Nasib perempuan pun demikian. Tidak sedikit perempuan yang terpaksa menjadi tulang punggung keluarga hingga mencari nafkah ke luar negeri, berakibat tanggung jawab mendidik anak-anaknya tidak tertangani.

Akibat perampasan lahan dan tambang, bentang alam berubah dari hutan menjadi perkebunan, menyebabkan bencana alam berupa banjir dan karhutla terus berulang.

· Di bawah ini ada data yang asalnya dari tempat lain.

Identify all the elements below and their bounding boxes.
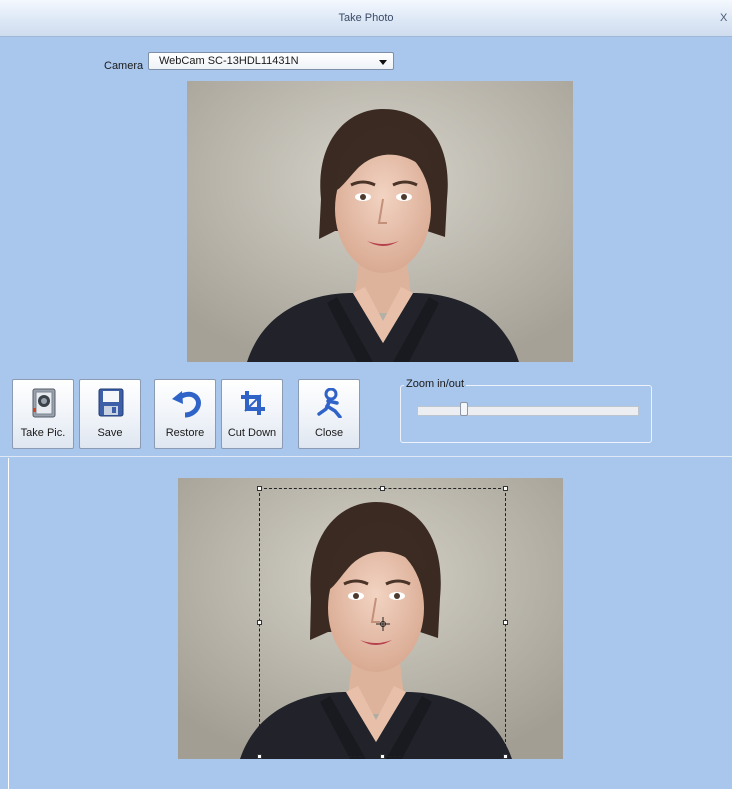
panel-divider bbox=[0, 456, 732, 457]
restore-label: Restore bbox=[165, 427, 205, 439]
undo-arrow-icon bbox=[172, 391, 201, 418]
crosshair-move-icon[interactable] bbox=[376, 617, 390, 631]
take-pic-button[interactable]: Take Pic. bbox=[12, 379, 74, 449]
crop-handle-top-right[interactable] bbox=[503, 486, 508, 491]
cut-down-label: Cut Down bbox=[227, 427, 277, 439]
chevron-down-icon[interactable] bbox=[379, 60, 387, 65]
camera-label: Camera bbox=[104, 60, 144, 72]
floppy-disk-icon bbox=[98, 388, 124, 417]
save-label: Save bbox=[97, 427, 123, 439]
camera-select[interactable]: WebCam SC-13HDL11431N bbox=[148, 52, 394, 70]
person-exit-icon bbox=[317, 388, 342, 418]
crop-handle-middle-left[interactable] bbox=[257, 620, 262, 625]
crop-handle-bottom-left[interactable] bbox=[257, 754, 262, 759]
crop-handle-bottom-center[interactable] bbox=[380, 754, 385, 759]
zoom-label: Zoom in/out bbox=[404, 378, 467, 390]
zoom-slider-thumb[interactable] bbox=[459, 402, 468, 416]
close-label: Close bbox=[314, 427, 344, 439]
restore-button[interactable]: Restore bbox=[154, 379, 216, 449]
save-button[interactable]: Save bbox=[79, 379, 141, 449]
camera-icon bbox=[32, 388, 56, 418]
cut-down-button[interactable]: Cut Down bbox=[221, 379, 283, 449]
crop-handle-middle-right[interactable] bbox=[503, 620, 508, 625]
zoom-slider-track[interactable] bbox=[417, 406, 639, 416]
title-bar: Take Photo X bbox=[0, 0, 732, 37]
close-window-button[interactable]: X bbox=[720, 12, 732, 24]
camera-select-value: WebCam SC-13HDL11431N bbox=[159, 55, 299, 67]
crop-handle-top-left[interactable] bbox=[257, 486, 262, 491]
crop-handle-bottom-right[interactable] bbox=[503, 754, 508, 759]
crop-icon bbox=[241, 391, 265, 415]
crop-handle-top-center[interactable] bbox=[380, 486, 385, 491]
window-title: Take Photo bbox=[338, 12, 394, 24]
live-preview-photo bbox=[187, 81, 573, 362]
close-button[interactable]: Close bbox=[298, 379, 360, 449]
take-pic-label: Take Pic. bbox=[20, 427, 66, 439]
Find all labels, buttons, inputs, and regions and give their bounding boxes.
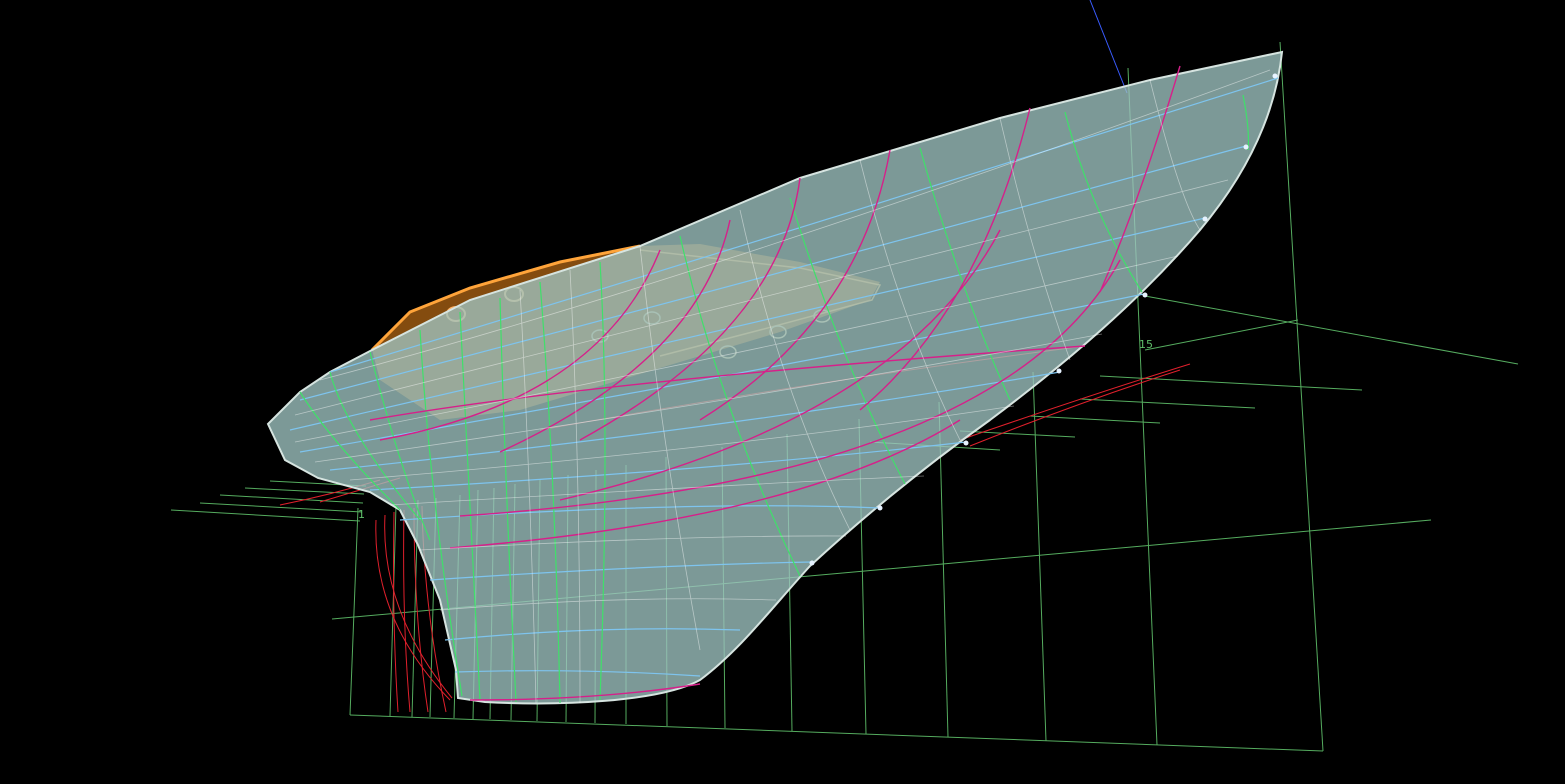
station-label-15: 15 — [1139, 338, 1153, 351]
station-label-1: 1 — [358, 508, 365, 521]
hull-model-view[interactable]: 15 1 — [0, 0, 1565, 784]
3d-viewport[interactable]: 15 1 — [0, 0, 1565, 784]
z-axis-line — [1089, 0, 1128, 94]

Berubahnya hutan menjadi bangunan telah mengurangi fungsi hutan sehingga berkontribusi pada peningkatan suhu bumi, memperparah perubahan iklim, serta berdampak pada bencana ekologis.

Dampak karhutla juga sangat memengaruhi kesehatan anak. Anak mudah sakit, tumbuh kembangnya terhambat, akhirnya mereka menjadi generasi lemah. Hal ini menjadi beban perawatan bagi para ibu, di samping beban kemiskinan akibat bencana berulang.

Akibat perampasan ruang hidup yang berdalih pembangunan kota, terjadi perubahan tata ruang wilayah perkotaan yang berujung pada tidak terkendalinya banjir dan hilangnya ruang hidup berupa pemukiman warga, serta kegiatan sosial dan ekonomi.

Inilah sekelumit penderitaan perempuan dan anak akibat konflik agraria yang merampas ruang hidup mereka. Penderitaan yang sesungguhnya tentu jauh lebih banyak dari yang disajikan.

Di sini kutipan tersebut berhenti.